13     sure you'll fully understand.  There was a police station called

14     Nedzarici.  It was actually a reserve police station attached to the

15     Ilidza SJB.  So imagine coming to that station which I visited only once,

16     by night because I had to pass through that road, and then you would go

17     through walls which had been broken through in a building.  You had to

18     pass through several holes in the wall in order to reach that station

19     which was in the very heart of the combat area.  In western Sarajevo when

20     going towards Vogosca, Ilijas, Ilidza, there were screens set up in many

21     places to protect from sniper activity, mortar fire, and you would be

22     risking your life every time you set out to go there.  And if electronic

23     communications, telephones, and so on were not working, you can imagine

24     the kind of problems we faced in 1992 in the beginning.

25        Q.   And I think we're coming to the end of today's session, so I'll

Page 6750

 1     just put a general question and later we'll see specific documents.  Did

 2     you observe whether Mr. Stanisic had the absolute support of other organs

 3     in the government, politicians, and so on?

 4        A.   Well, I can only give you my opinion.  Imagine people trying to

 5     get rich quick, all those who were engaged in criminal activities.  Of

 6     course establishing a professional MUP was hindering their activities.

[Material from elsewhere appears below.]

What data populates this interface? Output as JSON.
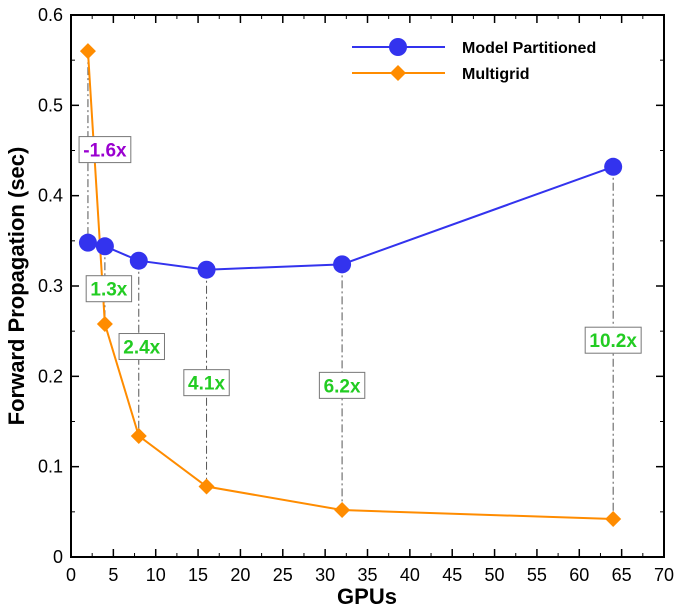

 7     So of course they were not all enthusiastic about setting this up,

 8     especially those who wanted to appropriate property that didn't belong to

 9     them.  So this was a huge problem.

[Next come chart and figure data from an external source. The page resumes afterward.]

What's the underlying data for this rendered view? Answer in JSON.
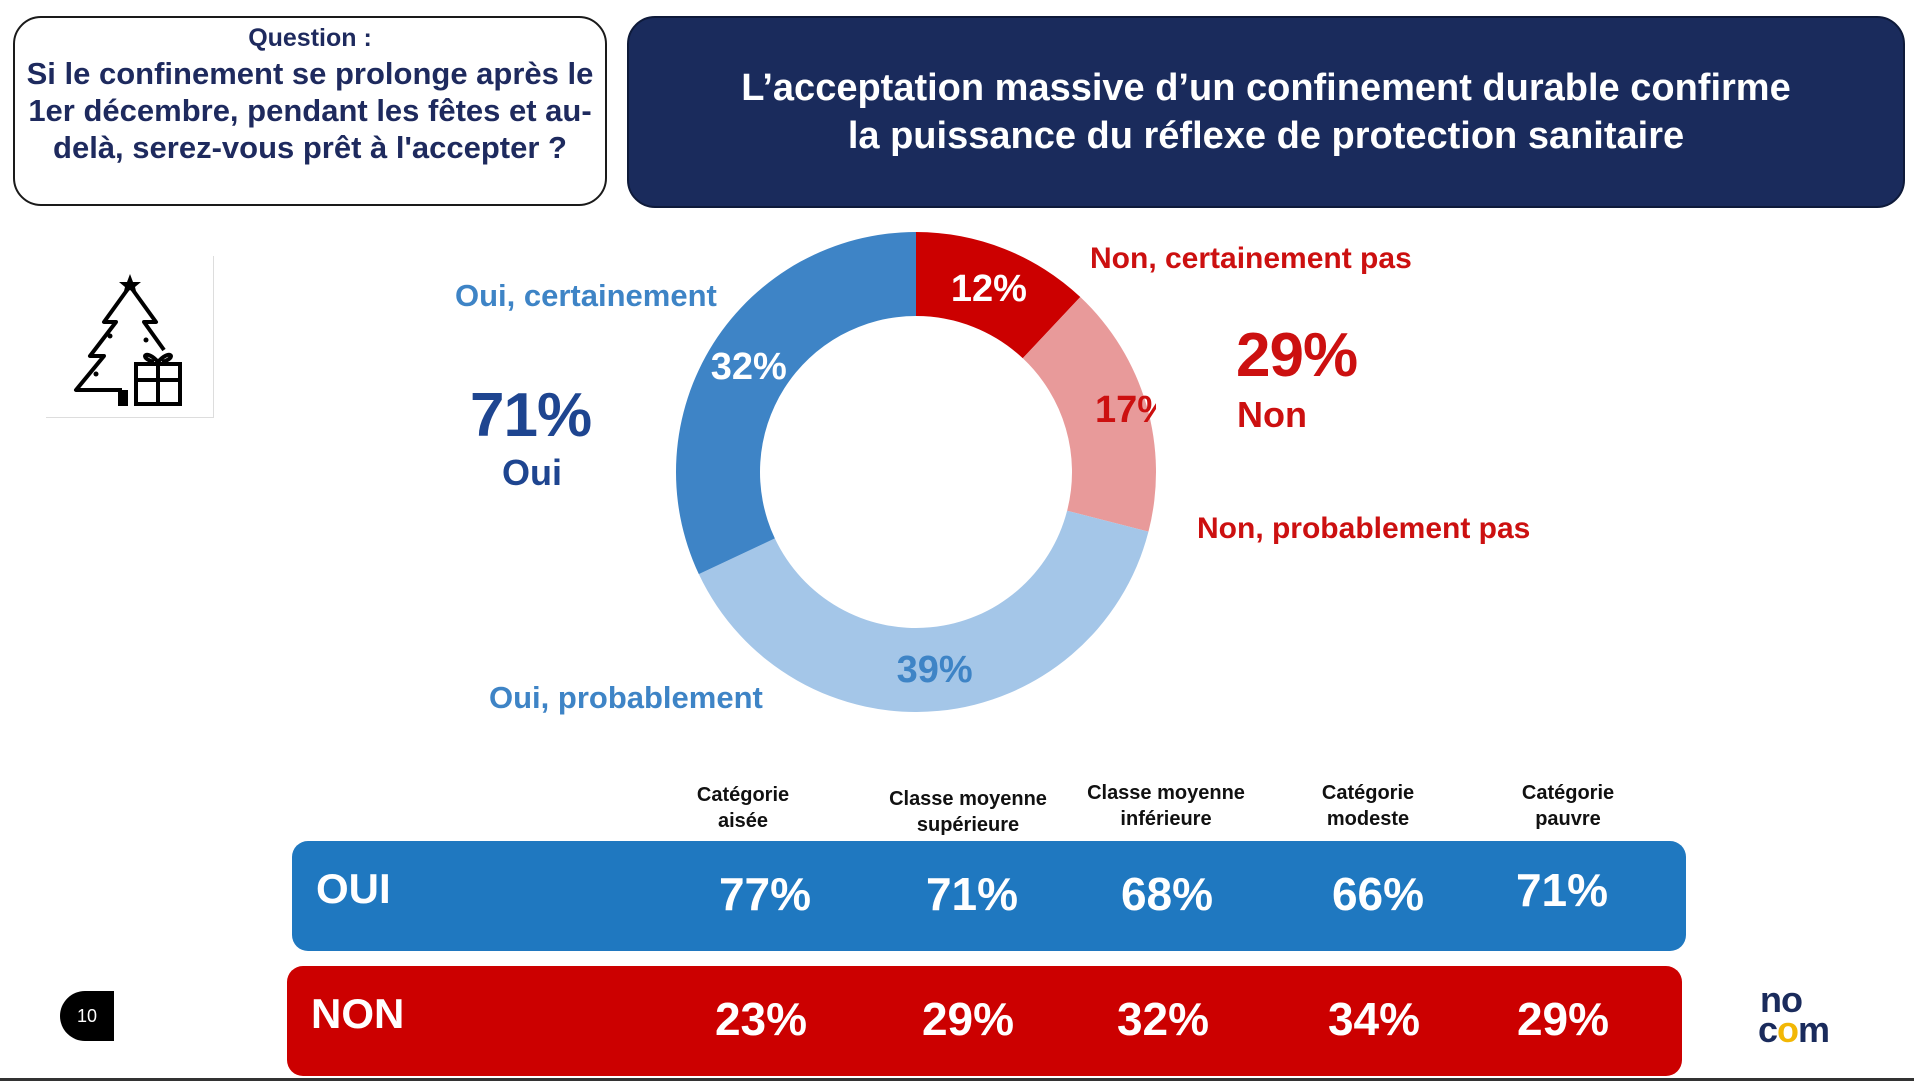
{
  "question": {
    "label": "Question :",
    "text": "Si le confinement se prolonge après le 1er décembre, pendant les fêtes et au-delà, serez-vous prêt à l'accepter ?"
  },
  "headline": {
    "line1": "L’acceptation massive d’un confinement durable confirme",
    "line2": "la puissance du réflexe de protection sanitaire"
  },
  "icon": "christmas-tree-gift-icon",
  "summary": {
    "oui_pct": "71%",
    "oui_label": "Oui",
    "non_pct": "29%",
    "non_label": "Non"
  },
  "chart_data": {
    "type": "pie",
    "donut": true,
    "start_angle_deg": 0,
    "slices": [
      {
        "label": "Non, certainement pas",
        "value": 12,
        "value_label": "12%",
        "color": "#cc0000",
        "value_color": "#ffffff"
      },
      {
        "label": "Non, probablement pas",
        "value": 17,
        "value_label": "17%",
        "color": "#e89a9a",
        "value_color": "#cc1010"
      },
      {
        "label": "Oui, probablement",
        "value": 39,
        "value_label": "39%",
        "color": "#a4c6e8",
        "value_color": "#3e84c6"
      },
      {
        "label": "Oui, certainement",
        "value": 32,
        "value_label": "32%",
        "color": "#3e84c6",
        "value_color": "#ffffff"
      }
    ]
  },
  "table": {
    "columns": [
      "Catégorie\naisée",
      "Classe moyenne\nsupérieure",
      "Classe moyenne\ninférieure",
      "Catégorie\nmodeste",
      "Catégorie\npauvre"
    ],
    "rows": [
      {
        "label": "OUI",
        "values": [
          "77%",
          "71%",
          "68%",
          "66%",
          "71%"
        ],
        "color": "#1f78c0"
      },
      {
        "label": "NON",
        "values": [
          "23%",
          "29%",
          "32%",
          "34%",
          "29%"
        ],
        "color": "#cc0000"
      }
    ]
  },
  "page_number": "10",
  "logo": {
    "line1": "no",
    "line2": "com",
    "colors": [
      "#1a2b5c",
      "#f2b705"
    ]
  }
}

10        Q.   Tell me, which post did you occupy in 1994?

11        A.   In 1994, I fell ill in the combat area, and then I underwent

12     treatment for six or seven months until sometime in 1995.  And when I got

13     better, I returned to the SUP inspection -- to the SUP inspectorate as an

14     inspector.  I believe that's where I spent a few years.

15        Q.   Do you remember that in 1994 Mr. Stanisic became minister of the

16     interior again for a short while before he resigned?  Just tell me if you

17     remember.

18        A.   Yes, I do.

19             MR. CVIJETIC: [Interpretation] Your Honours, I have finished with

20     this introductory part.  My next segment will be a long display of

21     documents.  Shall I start now, or shall we leave it for tomorrow?  For me

22     it's a completely new area, so maybe it would be better to start

23     tomorrow.

24             JUDGE HALL:  I agree, Mr. Cvijetic.  It's just about two minutes

25     before the time for the adjournment.  So we would take the adjournment

Page 6751

 1     now and.  Mr. Borovcanin, I would remind you of what I said yesterday at

 2     the adjournment, not to discuss the case with anybody outside the court

 3     and to have no communication with counsel from other side.

 4             So we resume in this courtroom tomorrow morning at 9.00.

 5                           --- Whereupon the hearing adjourned at 1.43 p.m.,

 6                           to be reconvened on Wednesday, the 24th day

 7                           of February, 2010, at 9.00 a.m.